Example BLAST+ output format 7 file:
# BLASTP 2.2.31+
# Query: query1
# Subject: subject2
# Fields: q. start, q. end, s. start, s. end, identical, mismatches, sbjctframe, query acc.ver, subject acc.ver
# 2 hits found
1 8 3 10 8 0 1 query1 subject2
2 5 2 15 8 0 2 query1 subject2
Note
Database searches without hits may occur in BLAST+ output format 7 files. scikit-bio ignores these “empty” records:
# BLASTP 2.2.31+
# Query: query1
# Subject: subject1
# 0 hits found
Example legacy BLAST output format 9 file:
# BLASTN 2.2.3 [May-13-2002]
# Database: other_vertebrate
# Query: AF178033
# Fields:
Query id,Subject id,% identity,alignment length,mismatches,gap openings,q. start,q. end,s. start,s. end,e-value,bit score
AF178033 EMORG:AF178033 100.00 811 0 0 1 811 1 811 0.0 1566.6
AF178033 EMORG:AF031394 99.63 811 3 0 1 811 99 909 0.0 1542.8
Note
scikit-bio requires fields to be consistent within a file.
BLAST Column Types#
The following column types are output by BLAST and supported by scikit-bio.

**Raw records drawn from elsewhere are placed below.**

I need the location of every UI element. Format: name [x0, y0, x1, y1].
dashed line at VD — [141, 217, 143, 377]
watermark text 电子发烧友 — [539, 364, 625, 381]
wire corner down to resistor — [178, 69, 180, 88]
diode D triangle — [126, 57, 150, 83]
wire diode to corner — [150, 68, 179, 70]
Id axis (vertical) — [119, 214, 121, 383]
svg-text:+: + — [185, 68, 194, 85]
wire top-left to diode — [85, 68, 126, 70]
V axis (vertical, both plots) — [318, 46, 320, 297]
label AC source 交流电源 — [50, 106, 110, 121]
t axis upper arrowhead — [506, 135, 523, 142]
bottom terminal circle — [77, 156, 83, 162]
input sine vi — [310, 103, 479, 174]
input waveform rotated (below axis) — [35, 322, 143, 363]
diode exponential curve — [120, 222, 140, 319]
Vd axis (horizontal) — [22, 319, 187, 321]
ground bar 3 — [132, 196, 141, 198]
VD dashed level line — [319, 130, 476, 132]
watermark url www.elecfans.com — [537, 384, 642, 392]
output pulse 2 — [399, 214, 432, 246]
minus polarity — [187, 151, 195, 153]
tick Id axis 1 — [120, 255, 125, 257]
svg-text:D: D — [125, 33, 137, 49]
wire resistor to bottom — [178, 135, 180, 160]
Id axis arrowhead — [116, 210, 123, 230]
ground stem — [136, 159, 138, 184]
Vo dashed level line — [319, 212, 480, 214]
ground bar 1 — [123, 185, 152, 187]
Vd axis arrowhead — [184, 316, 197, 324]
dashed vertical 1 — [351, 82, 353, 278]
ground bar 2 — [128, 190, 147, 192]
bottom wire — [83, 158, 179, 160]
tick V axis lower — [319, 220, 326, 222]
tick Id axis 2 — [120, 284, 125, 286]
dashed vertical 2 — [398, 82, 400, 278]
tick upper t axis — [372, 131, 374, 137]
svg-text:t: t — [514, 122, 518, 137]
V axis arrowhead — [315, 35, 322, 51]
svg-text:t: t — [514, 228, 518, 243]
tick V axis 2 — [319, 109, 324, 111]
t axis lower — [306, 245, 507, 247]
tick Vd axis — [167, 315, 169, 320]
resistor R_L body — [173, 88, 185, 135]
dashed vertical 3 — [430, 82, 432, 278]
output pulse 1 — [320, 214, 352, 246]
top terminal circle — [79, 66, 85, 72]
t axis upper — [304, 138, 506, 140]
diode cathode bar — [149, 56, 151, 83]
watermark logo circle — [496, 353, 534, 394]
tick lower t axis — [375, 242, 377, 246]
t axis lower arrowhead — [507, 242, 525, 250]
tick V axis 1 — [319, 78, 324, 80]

For more information on these column types, see skbio.io.format.blast6
.
Field Name |
DataFrame Column Name |
---|---|
query id |
qseqid |
query gi |
qgi |
query acc. |
qacc |
query acc.ver |
qaccver |
query length |
qlen |
subject id |
sseqid |
subject ids |
sallseqid |
subject gi |
sgi |
subject gis |
sallgi |
subject acc. |
sacc |
subject acc.ver |
saccver |
subject accs |
sallacc |
subject length |
slen |
q. start |
qstart |
q. end |
qend |
s. start |
sstart |
s. end |
send |
query seq |
qseq |
subject seq |
sseq |
evalue |
evalue |
bit score |
bitscore |
score |
score |
alignment length |
length |
% identity |
pident |
identical |
nident |
mismatches |
mismatch |
positives |
positive |
gap opens |
gapopen |
gaps |
gaps |
% positives |
ppos |
query/sbjct frames |
frames |
query frame |
qframe |
sbjct frame |
sframe |
BTOP |
btop |
subject tax ids |
staxids |
subject sci names |
sscinames |
subject com names |
scomnames |
subject blast names |
sblastnames |
subject super kingdoms |
sskingdoms |
subject title |
stitle |
subject strand |
sstrand |
subject titles |
salltitles |
% query coverage per subject |
qcovs |
% query coverage per hsp |
qcovhsp |
Examples#
Suppose we have a BLAST+7 file:
>>> from io import StringIO
>>> import skbio.io
>>> import pandas as pd
>>> fs = '\n'.join([
... '# BLASTN 2.2.18+',
... '# Query: gi|1786181|gb|AE000111.1|AE000111',
... '# Database: ecoli',
... '# Fields: query acc., subject acc., evalue, q. start, q. end, s. start, s. end',
... '# 5 hits found',
... 'AE000111\tAE000111\t0.0\t1\t10596\t1\t10596',
... 'AE000111\tAE000174\t8e-30\t5565\t5671\t6928\t6821',
... 'AE000111\tAE000171\t3e-24\t5587\t5671\t2214\t2130',
... 'AE000111\tAE000425\t6e-26\t5587\t5671\t8552\t8468'
... ])
>>> fh = StringIO(fs)
Read the file into a pd.DataFrame
:
>>> df = skbio.io.read(fh, into=pd.DataFrame)
>>> df
qacc sacc evalue qstart qend sstart send
0 AE000111 AE000111 0.000000e+00 1.0 10596.0 1.0 10596.0
1 AE000111 AE000174 8.000000e-30 5565.0 5671.0 6928.0 6821.0
2 AE000111 AE000171 3.000000e-24 5587.0 5671.0 2214.0 2130.0
3 AE000111 AE000425 6.000000e-26 5587.0 5671.0 8552.0 8468.0
Suppose we have a legacy BLAST 9 file:
>>> from io import StringIO
>>> import skbio.io
>>> import pandas as pd
>>> fs = '\n'.join([
... '# BLASTN 2.2.3 [May-13-2002]',
... '# Database: other_vertebrate',
... '# Query: AF178033',
... '# Fields: ',
... 'Query id,Subject id,% identity,alignment length,mismatches,gap openings,q. start,q. end,s. start,s. end,e-value,bit score',
... 'AF178033\tEMORG:AF178033\t100.00\t811\t0\t0\t1\t811\t1\t811\t0.0\t1566.6',
... 'AF178033\tEMORG:AF178032\t94.57\t811\t44\t0\t1\t811\t1\t811\t0.0\t1217.7',
... 'AF178033\tEMORG:AF178031\t94.82\t811\t42\t0\t1\t811\t1\t811\t0.0\t1233.5'
... ])
>>> fh = StringIO(fs)
Read the file into a pd.DataFrame
:
>>> df = skbio.io.read(fh, into=pd.DataFrame)
>>> df[['qseqid', 'sseqid', 'pident']]
qseqid sseqid pident
0 AF178033 EMORG:AF178033 100.00
1 AF178033 EMORG:AF178032 94.57
2 AF178033 EMORG:AF178031 94.82
References#
Altschul, S.F., Gish, W., Miller, W., Myers, E.W. & Lipman, D.J. (1990) “Basic local alignment search tool.” J. Mol. Biol. 215:403-410.